China’s exports beat gloomy forecasts to rebound in May though imports sank more than expected, official data showed Monday, as concerns lingered about the impact of its ongoing trade war with the United States.
The spat between the world’s top two economies escalated last month, with President Donald Trump increasing tariffs on $200 billion in Chinese goods.
But Chinese exports to the world bounced back to rise 1.1 percent last month after falling 2.7 percent in April, according to customs data. Analysts surveyed by Bloomberg News had forecast a 3.9 percent drop.
Imports, however, plummeted 8.5 percent after rising 4.0 percent in April.
The trade surplus surged to $41.7 billion in May compared with $13.8 billion the previous month. The politically sensitive surplus with the United States was $26.9 billion, up from $21 billion in April.
Trade talks between Beijing and Washington have stalled while the two countries have threatened to slap more sanctions on each other.
Trump has blacklisted Chinese telecom giant Huawei and warned that he could impose tariffs on nearly all remaining products from China, worth more than $300 billion.
Beijing responded to Trump’s latest tariff hike by increasing levies on $60 billion of US products on June 1.
China is also preparing its own blacklist of “unreliable” companies and has suggested that it could halt exports of rare earth minerals — key to the production of many high-tech goods — to the United States.
Trump is expected to meet Chinese President Xi Jinping at the G20 summit in Japan at the end of the month.
US Treasury Secretary Steven Mnuchin said at a G20 meeting of finance ministers Saturday that any potential deal with China will wait until the two presidents meet later this month, but Washington was ready to impose new tariffs if talks fail.
Analysts said despite the rebound in exports, China’s trade outlook is likely to suffer because of the turbulence ahead.
“While exports rose in May, weaker global demand and the escalating trade war suggest that they will start to fall again before long,” Marcel Thieliant, senior economist at Capital Economics, said in a note.
Others attributed the bounce in May to exports being scheduled so they are shipped ahead of when tariffs kick in, pointing to a likely drop later in the year.

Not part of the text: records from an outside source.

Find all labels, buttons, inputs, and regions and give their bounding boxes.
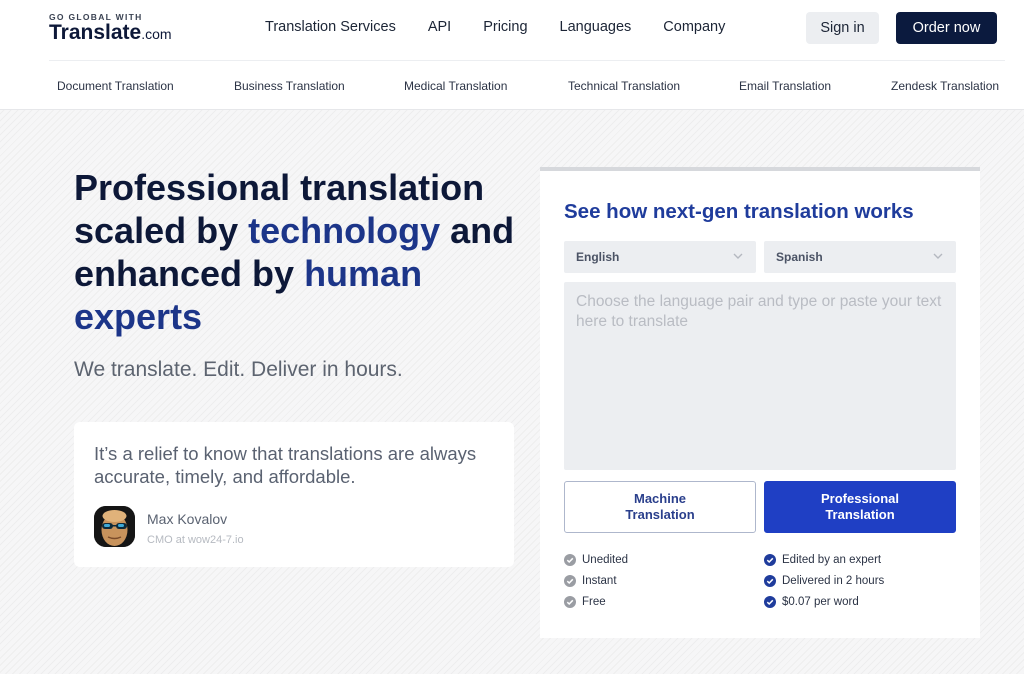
avatar	[94, 506, 135, 547]
subnav-email-translation[interactable]: Email Translation	[739, 79, 831, 93]
target-language-select[interactable]: Spanish	[764, 241, 956, 273]
feature-item: $0.07 per word	[764, 592, 884, 613]
nav-api[interactable]: API	[428, 19, 451, 35]
main-nav: Translation Services API Pricing Languag…	[265, 19, 725, 35]
feature-item: Delivered in 2 hours	[764, 570, 884, 591]
feature-label: Free	[582, 596, 606, 609]
check-circle-icon	[764, 553, 776, 566]
feature-label: $0.07 per word	[782, 596, 859, 609]
testimonial-name: Max Kovalov	[147, 511, 228, 527]
feature-label: Unedited	[582, 553, 629, 566]
check-circle-icon	[564, 574, 576, 587]
source-language-select[interactable]: English	[564, 241, 756, 273]
logo-suffix: .com	[141, 26, 172, 42]
nav-translation-services[interactable]: Translation Services	[265, 19, 396, 35]
logo[interactable]: GO GLOBAL WITH Translate.com	[49, 12, 172, 45]
chevron-down-icon	[933, 253, 943, 259]
feature-item: Instant	[564, 570, 628, 591]
testimonial-quote: It’s a relief to know that translations …	[94, 443, 477, 487]
subnav-technical-translation[interactable]: Technical Translation	[568, 79, 680, 93]
feature-label: Delivered in 2 hours	[782, 574, 885, 587]
machine-translation-button[interactable]: Machine Translation	[564, 481, 756, 533]
order-now-button[interactable]: Order now	[896, 12, 997, 44]
testimonial-card: It’s a relief to know that translations …	[74, 422, 514, 567]
hero-subtitle: We translate. Edit. Deliver in hours.	[74, 358, 403, 381]
hero-title: Professional translation scaled by techn…	[74, 166, 534, 338]
professional-translation-label: Professional Translation	[820, 491, 900, 522]
feature-item: Edited by an expert	[764, 549, 884, 570]
logo-name: Translate	[49, 21, 142, 44]
nav-company[interactable]: Company	[663, 19, 725, 35]
services-subnav: Document Translation Business Translatio…	[0, 61, 1024, 109]
testimonial-role: CMO at wow24-7.io	[147, 534, 244, 546]
chevron-down-icon	[733, 253, 743, 259]
avatar-photo-icon	[94, 506, 135, 547]
hero-title-accent: technology	[248, 210, 441, 251]
professional-features-list: Edited by an expert Delivered in 2 hours…	[764, 549, 884, 613]
subnav-zendesk-translation[interactable]: Zendesk Translation	[891, 79, 999, 93]
machine-translation-label: Machine Translation	[625, 491, 695, 522]
top-bar: GO GLOBAL WITH Translate.com Translation…	[0, 0, 1024, 60]
site-header: GO GLOBAL WITH Translate.com Translation…	[0, 0, 1024, 110]
translation-widget: See how next-gen translation works Engli…	[540, 167, 980, 638]
professional-translation-button[interactable]: Professional Translation	[764, 481, 956, 533]
check-circle-icon	[764, 596, 776, 609]
check-circle-icon	[764, 574, 776, 587]
nav-pricing[interactable]: Pricing	[483, 19, 527, 35]
nav-languages[interactable]: Languages	[560, 19, 632, 35]
target-language-value: Spanish	[776, 250, 823, 264]
feature-label: Edited by an expert	[782, 553, 882, 566]
source-text-input[interactable]	[564, 282, 956, 470]
feature-label: Instant	[582, 574, 617, 587]
feature-item: Unedited	[564, 549, 628, 570]
source-language-value: English	[576, 250, 620, 264]
sign-in-button[interactable]: Sign in	[806, 12, 879, 44]
subnav-business-translation[interactable]: Business Translation	[234, 79, 345, 93]
feature-item: Free	[564, 592, 628, 613]
machine-features-list: Unedited Instant Free	[564, 549, 628, 613]
check-circle-icon	[564, 553, 576, 566]
subnav-medical-translation[interactable]: Medical Translation	[404, 79, 507, 93]
subnav-document-translation[interactable]: Document Translation	[57, 79, 174, 93]
check-circle-icon	[564, 596, 576, 609]
logo-wordmark: Translate.com	[49, 22, 172, 45]
widget-title: See how next-gen translation works	[564, 200, 914, 223]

“The better-than-expected exports in May, which could have been helped by a depreciation in… (China’s currency) and front-loading of shipments amid fears of higher US tariffs, do not change our overall cautious view on China’s export look for 2019,” Betty Wang, Senior China Economist at ANZ Research, said in a note.
The export turbulence ahead could prompt Beijing to intervene and stimulate the economy.
The growth of China’s exports should “tumble in Q3, when we expect the threatened tariffs to be imposed,” Nomura International said in a note.
“Therefore, we believe Beijing is to step up its stimulus measures to stabilise financial markets and growth.”